According to Indonesia Travel, Kelimutu's westernmost lake, Tiwu ata Mbupu (Lake of Old People) is usually blue. Lake Tiwu Nuwa Muri Koo Fai (Lake of Young Men and Maidens) is typically green, and Tiwu Ata Polo (Bewitched or Enchanted Lake) is usually red. However, the lakes can and do change color at any time—even to black. As Indonesia'd reports, "A few years ago, the lakes were white, turquoise and red. In November 2009, they were black, turquoise, and a coca-cola brown. And again in July 2010, the lakes were resplendent in various shades of green."
Whereas other colored lakes often get their hues from certain species of bacteria, Kelimutu's lakes are a bit more mysterious—especially since their colors change so often. People believe that particular minerals in the water may interact with volcanic gas to create the mercurial shades, but it's hard to know for sure.

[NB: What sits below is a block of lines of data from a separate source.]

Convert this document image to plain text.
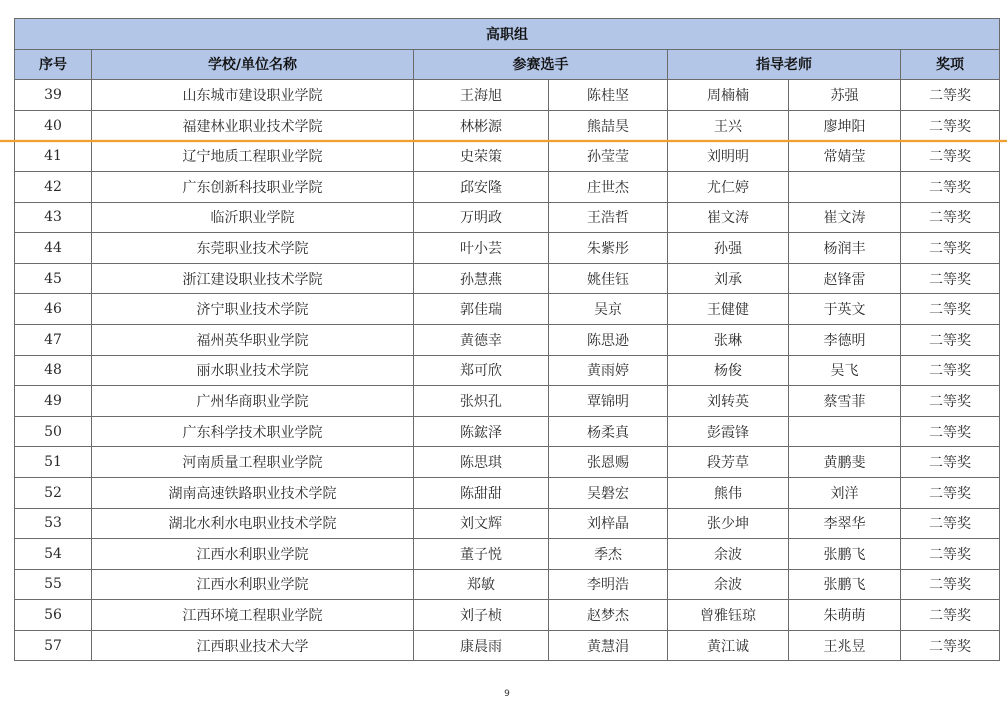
高职组						
序号	学校/单位名称	参赛选手		指导老师		奖项
39	山东城市建设职业学院	王海旭	陈桂坚	周楠楠	苏强	二等奖
40	福建林业职业技术学院	林彬源	熊喆昊	王兴	廖坤阳	二等奖
41	辽宁地质工程职业学院	史荣策	孙莹莹	刘明明	常婧莹	二等奖
42	广东创新科技职业学院	邱安隆	庄世杰	尤仁婷		二等奖
43	临沂职业学院	万明政	王浩哲	崔文涛	崔文涛	二等奖
44	东莞职业技术学院	叶小芸	朱紫彤	孙强	杨润丰	二等奖
45	浙江建设职业技术学院	孙慧燕	姚佳钰	刘承	赵锋雷	二等奖
46	济宁职业技术学院	郭佳瑞	吴京	王健健	于英文	二等奖
47	福州英华职业学院	黄德幸	陈思逊	张琳	李德明	二等奖
48	丽水职业技术学院	郑可欣	黄雨婷	杨俊	吴飞	二等奖
49	广州华商职业学院	张炽孔	覃锦明	刘转英	蔡雪菲	二等奖
50	广东科学技术职业学院	陈鋐泽	杨柔真	彭霞锋		二等奖
51	河南质量工程职业学院	陈思琪	张恩赐	段芳草	黄鹏斐	二等奖
52	湖南高速铁路职业技术学院	陈甜甜	吴磐宏	熊伟	刘洋	二等奖
53	湖北水利水电职业技术学院	刘文辉	刘梓晶	张少坤	李翠华	二等奖
54	江西水利职业学院	董子悦	季杰	余波	张鹏飞	二等奖
55	江西水利职业学院	郑敏	李明浩	余波	张鹏飞	二等奖
56	江西环境工程职业学院	刘子桢	赵梦杰	曾雅钰琼	朱萌萌	二等奖
57	江西职业技术大学	康晨雨	黄慧涓	黄江诚	王兆昱	二等奖
9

The names of these mysterious lakes come from local folklore. Many believe that the lakes are a resting place for departed souls, and Mae, a god of the afterlife, will send those who died to different lakes depending on their merits in life. (Hence lakes named for the old, young, and prophetic.) If you plan on visiting the volcano while living, you can simply drive up the 8 km path to take a little gander at these beauties.
The best time to visit is in July or August (during Indonesia's dry season). Travel experts recommend waking up as early as 3:30 a.m. to catch the sunrise at Mount Kelimutu. After you soak up the imagery of three colorful crater lakes swirling with sunshine, you can hike around the volcano before riding back the way you came.